In this exercise, we will analyze an exome file in VCF format for a patient and find the likely causal gene and a possible genetic diagnosis.
The VCF file is at /shared/data/vcf/anemia.vcf. The phenotype is 'hemolytic anemia'.
We will perform variant annotation first and generate multianno file.
The student can write a script themselves to filter the multianno file, or use Excel to filter the file. (the variants_reduction.pl
program in ANNOVAR can also be used.) The goal is to reduce the search space to only a handful of likely disease-causal variants or disease-causal genes, to faciliate genetic diagnosis.
At the same time, run phenolyzer to prioritze genes (hint: use "hemolytic anemia" as the phenotype).
Then combine the genotype/phenotype results together to find disease causal gene (PKLR).
This is an analysis task that the students should try to solve the exome case themselves without following commands. Therefore, we do not provide example command here.
Identification of causal de novo mutation for a child presenting with seizures and developmental delays
This is a case that we published a few years ago, on finding disease genes on a child with seizures and developmental delays. In the original publication, we provided detailed genotype information and phenotype information (including movies and photos and clinical phenotype descriptions) on the patient. These files are available in the supplementary materials.
The original publication used several web servers, including the Phenolyzer server and the wANNOVAR server, to identify the disease causal gene. Your challenge here is not to use any external web servers!
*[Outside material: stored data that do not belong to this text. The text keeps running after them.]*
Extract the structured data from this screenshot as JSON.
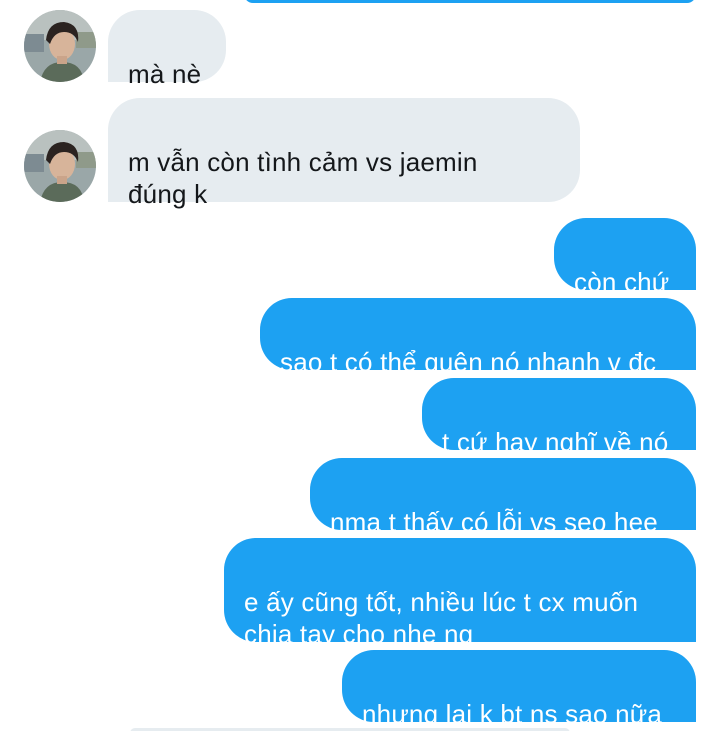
{
  "conversation": {
    "received": [
      {
        "text": "mà nè"
      },
      {
        "text": "m vẫn còn tình cảm vs jaemin\nđúng k"
      }
    ],
    "sent": [
      {
        "text": "còn chứ"
      },
      {
        "text": "sao t có thể quên nó nhanh v đc"
      },
      {
        "text": "t cứ hay nghĩ về nó"
      },
      {
        "text": "nma t thấy có lỗi vs seo hee"
      },
      {
        "text": "e ấy cũng tốt, nhiều lúc t cx muốn\nchia tay cho nhẹ ng"
      },
      {
        "text": "nhưng lại k bt ns sao nữa"
      }
    ]
  },
  "colors": {
    "sent_bubble": "#1da1f2",
    "received_bubble": "#e6ecf0",
    "sent_text": "#ffffff",
    "received_text": "#14171a"
  }
}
Instead, try to use only command line tools to solve this case. You may want to quickly browser through the paper first to get an idea of the family and the phenotypic presentation.
This is a more difficult case to study, because the mutation is a de novo mutation. For your convenience, we have downloaded the VCF files for the proband, father, mother, brother 1, brother 2 and sister, to the directory /shared/data/VCF/SCN8A
. However, we do not know in advance whether a de novo mutation, or two mutations in a recessive gene, is causal for the disease. So all the possibilities should be considered in our analysis.